I'm a bit confused about the conditional probability. I tried to prove using venn diagrams that if $P(A) = P(B|A)$, then $P(B) = P(A)$. Why is this not true?
For example, I have some conditional probability like this: $P(A) = \frac15$ and $P(B|A) = \frac15$, isn't $P(B) = \frac15?$
If you draw a venn diagram, you will see that B must be equal to A because $P(B|A)$ is equivalent to $P(A)$. In other words B, exactly overlaps with A, right?
The standard formula is
$$P(B|A)=\frac {P (A \cap B) }{P (A) }$$
Thus, $P (A)=P(B | A) \,\,\,$ implies $$P (A \cap B) =[P (A)]^2\,\,\,$$ and not $P (A)=P (B)\,\,$.

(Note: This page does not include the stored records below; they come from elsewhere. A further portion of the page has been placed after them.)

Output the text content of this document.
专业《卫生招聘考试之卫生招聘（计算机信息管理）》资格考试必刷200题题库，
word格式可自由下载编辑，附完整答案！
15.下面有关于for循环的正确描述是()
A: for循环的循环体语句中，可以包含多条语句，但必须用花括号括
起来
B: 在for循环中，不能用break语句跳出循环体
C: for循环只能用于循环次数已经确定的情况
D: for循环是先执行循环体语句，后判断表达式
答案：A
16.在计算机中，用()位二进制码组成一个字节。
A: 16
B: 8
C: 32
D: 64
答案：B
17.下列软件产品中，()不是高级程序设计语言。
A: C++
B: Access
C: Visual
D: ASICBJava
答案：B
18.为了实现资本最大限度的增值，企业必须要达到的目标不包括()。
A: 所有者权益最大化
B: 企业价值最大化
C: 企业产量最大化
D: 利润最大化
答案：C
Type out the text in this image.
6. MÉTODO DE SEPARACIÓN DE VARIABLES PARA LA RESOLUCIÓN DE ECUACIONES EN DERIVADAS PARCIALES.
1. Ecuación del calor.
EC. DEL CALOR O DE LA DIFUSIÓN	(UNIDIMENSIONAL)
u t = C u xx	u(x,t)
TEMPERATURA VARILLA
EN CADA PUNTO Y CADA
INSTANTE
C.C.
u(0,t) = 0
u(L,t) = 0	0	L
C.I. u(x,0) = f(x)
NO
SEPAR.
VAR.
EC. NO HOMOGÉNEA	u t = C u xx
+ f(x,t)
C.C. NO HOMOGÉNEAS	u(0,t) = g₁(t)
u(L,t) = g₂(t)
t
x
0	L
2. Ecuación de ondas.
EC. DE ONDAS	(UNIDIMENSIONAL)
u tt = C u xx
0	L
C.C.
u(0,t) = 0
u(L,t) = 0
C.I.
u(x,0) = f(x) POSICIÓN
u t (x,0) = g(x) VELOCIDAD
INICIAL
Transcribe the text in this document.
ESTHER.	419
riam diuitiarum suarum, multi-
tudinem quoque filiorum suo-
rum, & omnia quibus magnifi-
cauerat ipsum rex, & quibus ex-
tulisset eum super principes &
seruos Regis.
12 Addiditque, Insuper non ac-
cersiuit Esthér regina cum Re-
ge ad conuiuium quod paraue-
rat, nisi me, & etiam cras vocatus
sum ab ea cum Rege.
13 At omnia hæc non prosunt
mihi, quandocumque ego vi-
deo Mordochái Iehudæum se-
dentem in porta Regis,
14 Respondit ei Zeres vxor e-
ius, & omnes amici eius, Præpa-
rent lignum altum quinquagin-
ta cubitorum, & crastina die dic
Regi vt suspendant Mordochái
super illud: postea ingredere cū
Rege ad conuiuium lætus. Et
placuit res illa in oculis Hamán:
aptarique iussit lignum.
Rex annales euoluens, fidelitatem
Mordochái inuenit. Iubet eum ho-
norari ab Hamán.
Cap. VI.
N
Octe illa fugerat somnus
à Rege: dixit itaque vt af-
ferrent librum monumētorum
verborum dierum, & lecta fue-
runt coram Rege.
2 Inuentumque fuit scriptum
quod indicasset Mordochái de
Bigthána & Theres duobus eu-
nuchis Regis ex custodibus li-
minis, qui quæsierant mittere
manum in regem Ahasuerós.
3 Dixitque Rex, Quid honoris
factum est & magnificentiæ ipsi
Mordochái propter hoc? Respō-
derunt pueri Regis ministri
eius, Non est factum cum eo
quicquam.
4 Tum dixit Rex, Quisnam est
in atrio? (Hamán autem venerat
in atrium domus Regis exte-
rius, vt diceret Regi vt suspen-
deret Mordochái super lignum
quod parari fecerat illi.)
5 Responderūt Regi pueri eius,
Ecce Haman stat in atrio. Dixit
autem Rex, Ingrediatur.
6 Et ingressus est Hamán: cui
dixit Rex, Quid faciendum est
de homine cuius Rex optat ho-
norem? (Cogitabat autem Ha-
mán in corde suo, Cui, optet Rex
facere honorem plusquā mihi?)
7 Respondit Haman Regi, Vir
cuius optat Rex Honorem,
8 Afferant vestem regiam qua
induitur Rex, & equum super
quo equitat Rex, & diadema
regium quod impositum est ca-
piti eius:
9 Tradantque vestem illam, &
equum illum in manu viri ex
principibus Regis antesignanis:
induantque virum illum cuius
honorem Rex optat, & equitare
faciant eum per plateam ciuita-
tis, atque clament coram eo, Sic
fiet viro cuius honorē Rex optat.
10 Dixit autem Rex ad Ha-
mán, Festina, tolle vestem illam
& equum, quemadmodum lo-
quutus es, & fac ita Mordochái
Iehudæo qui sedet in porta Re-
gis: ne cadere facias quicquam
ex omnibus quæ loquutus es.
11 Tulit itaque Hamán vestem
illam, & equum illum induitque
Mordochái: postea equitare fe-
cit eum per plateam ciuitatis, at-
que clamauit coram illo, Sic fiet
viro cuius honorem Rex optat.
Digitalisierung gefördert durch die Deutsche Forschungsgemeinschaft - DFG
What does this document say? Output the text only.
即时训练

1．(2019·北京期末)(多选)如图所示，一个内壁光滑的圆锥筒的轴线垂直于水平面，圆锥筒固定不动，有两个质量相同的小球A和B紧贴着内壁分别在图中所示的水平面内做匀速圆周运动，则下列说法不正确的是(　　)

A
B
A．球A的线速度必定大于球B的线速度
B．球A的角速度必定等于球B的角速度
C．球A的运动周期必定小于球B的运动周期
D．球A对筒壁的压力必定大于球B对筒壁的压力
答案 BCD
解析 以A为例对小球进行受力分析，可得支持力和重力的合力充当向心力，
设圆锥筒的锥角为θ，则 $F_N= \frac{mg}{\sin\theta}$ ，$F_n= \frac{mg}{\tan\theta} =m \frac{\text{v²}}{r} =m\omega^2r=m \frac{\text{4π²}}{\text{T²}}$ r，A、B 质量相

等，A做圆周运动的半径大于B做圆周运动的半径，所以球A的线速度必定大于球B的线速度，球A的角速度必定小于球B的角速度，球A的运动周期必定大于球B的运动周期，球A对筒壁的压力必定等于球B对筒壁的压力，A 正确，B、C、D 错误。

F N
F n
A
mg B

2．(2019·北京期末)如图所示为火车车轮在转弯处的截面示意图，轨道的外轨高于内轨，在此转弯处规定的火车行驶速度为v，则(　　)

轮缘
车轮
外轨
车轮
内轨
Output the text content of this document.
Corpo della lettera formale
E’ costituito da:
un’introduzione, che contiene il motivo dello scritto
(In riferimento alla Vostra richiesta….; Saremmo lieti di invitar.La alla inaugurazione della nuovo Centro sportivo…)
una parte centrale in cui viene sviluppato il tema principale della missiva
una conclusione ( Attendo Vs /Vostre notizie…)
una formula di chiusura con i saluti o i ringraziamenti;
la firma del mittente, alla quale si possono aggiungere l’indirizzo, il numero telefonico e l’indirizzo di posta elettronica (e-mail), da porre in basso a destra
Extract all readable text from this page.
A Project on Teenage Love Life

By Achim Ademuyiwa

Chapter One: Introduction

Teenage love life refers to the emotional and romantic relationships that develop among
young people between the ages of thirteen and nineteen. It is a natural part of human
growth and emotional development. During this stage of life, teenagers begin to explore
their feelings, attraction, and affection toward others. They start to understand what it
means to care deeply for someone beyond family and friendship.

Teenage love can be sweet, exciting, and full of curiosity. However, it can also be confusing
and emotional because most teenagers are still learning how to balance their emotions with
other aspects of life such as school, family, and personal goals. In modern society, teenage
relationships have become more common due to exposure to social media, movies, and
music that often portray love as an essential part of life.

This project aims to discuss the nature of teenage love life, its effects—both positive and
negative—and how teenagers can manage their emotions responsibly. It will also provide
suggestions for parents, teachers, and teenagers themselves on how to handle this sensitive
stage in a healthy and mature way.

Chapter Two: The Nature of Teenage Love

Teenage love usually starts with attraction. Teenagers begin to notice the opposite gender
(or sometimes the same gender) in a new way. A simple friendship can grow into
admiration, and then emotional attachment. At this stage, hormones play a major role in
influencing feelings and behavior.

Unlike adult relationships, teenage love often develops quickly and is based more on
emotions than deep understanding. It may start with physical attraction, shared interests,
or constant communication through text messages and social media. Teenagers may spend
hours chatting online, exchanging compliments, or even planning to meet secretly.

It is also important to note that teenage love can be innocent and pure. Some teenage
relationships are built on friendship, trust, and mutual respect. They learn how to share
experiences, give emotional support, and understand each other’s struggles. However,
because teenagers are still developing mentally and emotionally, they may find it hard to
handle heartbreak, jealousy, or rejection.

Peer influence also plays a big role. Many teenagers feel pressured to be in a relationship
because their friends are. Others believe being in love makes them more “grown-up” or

For example, consider a Venn diagram where there is one circle representing $P(A) =0.2\,\,\,$, a second circle representing $P (B) =0.9\,\,\,$, and where the two circles overlap in a relatively small region whose area is equal to $0.04\,$. In this case, we have
$$P(B|A)=\frac {P (A \cap B) }{P (A) }=\frac{0.04}{0.2}=0.2$$
and then $P (B|A)\, $ is equal to $P (A) \,$, but clearly we have $P (A) \neq P (B) \,\,\,$.
In other words, the problem in your considerations is when you conclude that, if $P (B|A) =P (A)\,\, $, then $B $ must exactly overlap $A$. In fact, the condition that $P (B|A)\,\,$ is equal to $P (A) $ only tells us that the ratio between the area of the intersection of the two circles and the area of the circle representing $A $ is equal to the numerical value of the circle A. It does not tell us that the intersection area or the area of circle $B $ have to be exactly overlapped with that of circle $A $.
On a Venn Diagram, $P(B/A)$ can be pictured as selecting from the circle representing $B$ given that your selection is also from $A.$ Hence, you are selecting an element of $A \cap B$ in the context where your universe of possible outcomes is restricted to the circle $A$ (which is how to picture conditional probability on a Venn diagram). In this case, $P(B/A)=P(A)$ means that selecting $B$ given that you're selecting from $A$ is the same probability of selecting from $A$ in the parent Venn diagram; thus, $A \cap B$ consists of the same proportion of $A$ as $A$ does to the original sample space. So long as $A$ itself wasn't equal to the original sample space, then $B \cap A \not = A.$
Also, consider cases where $B-A$ is nonempty. Then there is a portion of the circle representing $B$ that does NOT overlap $A$ on the Venn diagram. There are many counterexamples you can construct using this information to overturn your initial intuition.
iF A bs B are independent then then P(A∩B) = p(A)p(B). Therefore in case of independence of A and B, if P(A)=P(B|A) then P(A)=P(B|A)=P(A∩B)/P(A) = P(B).Otherwise it does not have to be true.